Embedded systems consist of a collection of components that interact with each other and with their environment through sensors and actuators. Embedded systems are characterized by the nature of resource limitations and constraints that need to be considered during development and deployment. Embedded systems have been developed traditionally in an ad-hoc manner by practicing engineers and programmers. The existing technology for embedded systems does not effectively support the development of reliable and robust embedded systems. The effective development of embedded systems requires a collection of tools to capture requirements, to construct, analyze and simulate specifications, to generate and test implementations, and to monitor and check implementations at run-time. Moreover, it should be possible to use these tools together in horizontally and vertically intergrated manner.
The goal of the proposed research is to develop a framework for the integrated use of a suite of methods and tools for the specification, analysis, development, testing, prototyping, simulation and monitoring of embedded software. The framework is called HASTEN (High Assurance Systems Tools and Environments) and will be based on systems that the proposers have been studying separately for some time and can also include systems that are developed elsewhere. The primary methods of interest are: formal specifications, test generation from specifications, automated verification, prototyping and simulation, and run-time monitoring and checking. Each of the methods has its own strengths. Taken within the context of an `end-to-end' view of the software life cycle they can achieve together more than any one of them could do. However, these methods apply to different representations of the system at different points in its development and deployment. Furthermore, some of these methods need be enhanced to handle the resource limitation and constraint characteristics of embedded systems. The significant effort of the proposed work will be to enchance individual methods to support embedded systems.

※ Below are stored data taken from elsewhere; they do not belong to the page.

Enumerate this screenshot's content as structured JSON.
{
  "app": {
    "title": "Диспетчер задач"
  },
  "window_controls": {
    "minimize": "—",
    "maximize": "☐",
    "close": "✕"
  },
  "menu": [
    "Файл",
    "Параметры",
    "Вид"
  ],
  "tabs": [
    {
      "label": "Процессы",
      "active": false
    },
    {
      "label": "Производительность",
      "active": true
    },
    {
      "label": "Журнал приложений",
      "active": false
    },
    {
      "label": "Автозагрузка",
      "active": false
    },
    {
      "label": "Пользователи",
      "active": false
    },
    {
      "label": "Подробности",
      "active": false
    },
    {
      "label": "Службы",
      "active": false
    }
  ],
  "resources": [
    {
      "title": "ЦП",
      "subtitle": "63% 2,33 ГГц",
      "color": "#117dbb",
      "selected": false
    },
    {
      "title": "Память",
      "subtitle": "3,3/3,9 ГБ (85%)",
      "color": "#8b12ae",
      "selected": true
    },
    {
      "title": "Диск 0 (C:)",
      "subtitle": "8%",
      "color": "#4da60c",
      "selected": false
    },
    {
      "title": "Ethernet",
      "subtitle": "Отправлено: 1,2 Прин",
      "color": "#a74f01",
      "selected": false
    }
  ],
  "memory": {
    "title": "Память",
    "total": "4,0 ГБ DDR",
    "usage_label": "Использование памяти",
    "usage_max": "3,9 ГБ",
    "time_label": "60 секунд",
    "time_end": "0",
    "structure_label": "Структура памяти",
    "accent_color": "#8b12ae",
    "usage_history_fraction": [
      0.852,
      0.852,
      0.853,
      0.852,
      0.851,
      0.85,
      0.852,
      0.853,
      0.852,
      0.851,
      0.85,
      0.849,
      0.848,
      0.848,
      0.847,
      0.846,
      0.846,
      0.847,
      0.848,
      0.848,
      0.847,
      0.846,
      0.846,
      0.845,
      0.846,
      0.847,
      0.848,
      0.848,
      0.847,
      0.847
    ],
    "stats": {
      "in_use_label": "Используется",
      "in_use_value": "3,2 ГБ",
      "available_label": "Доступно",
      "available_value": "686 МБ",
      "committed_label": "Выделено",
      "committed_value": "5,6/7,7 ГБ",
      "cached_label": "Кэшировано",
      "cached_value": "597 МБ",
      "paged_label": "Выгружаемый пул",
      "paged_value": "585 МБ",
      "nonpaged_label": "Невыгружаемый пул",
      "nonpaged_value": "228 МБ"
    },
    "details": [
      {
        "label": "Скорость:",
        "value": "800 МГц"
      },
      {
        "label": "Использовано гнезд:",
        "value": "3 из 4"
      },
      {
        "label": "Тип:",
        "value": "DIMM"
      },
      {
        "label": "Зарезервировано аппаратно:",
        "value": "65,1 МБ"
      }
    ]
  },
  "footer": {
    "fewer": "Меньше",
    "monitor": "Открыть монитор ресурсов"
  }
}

In order to make these methods interoperable, we will study abstraction techniques that will facilitate automated translation between the artifacts used by various formal methods as well as a unified interpretation of results obtained from them. While most of the analysis will be performed using a formally specified system design, we will use the techniques of testing and monitoring to relate these results to the implemented system from which high assurance is expected. We will evaluate the proposed techniques on a collection of Army and/or DoD embedded system applications to be chosen to represent domains requiring high assurance and real-time requirements.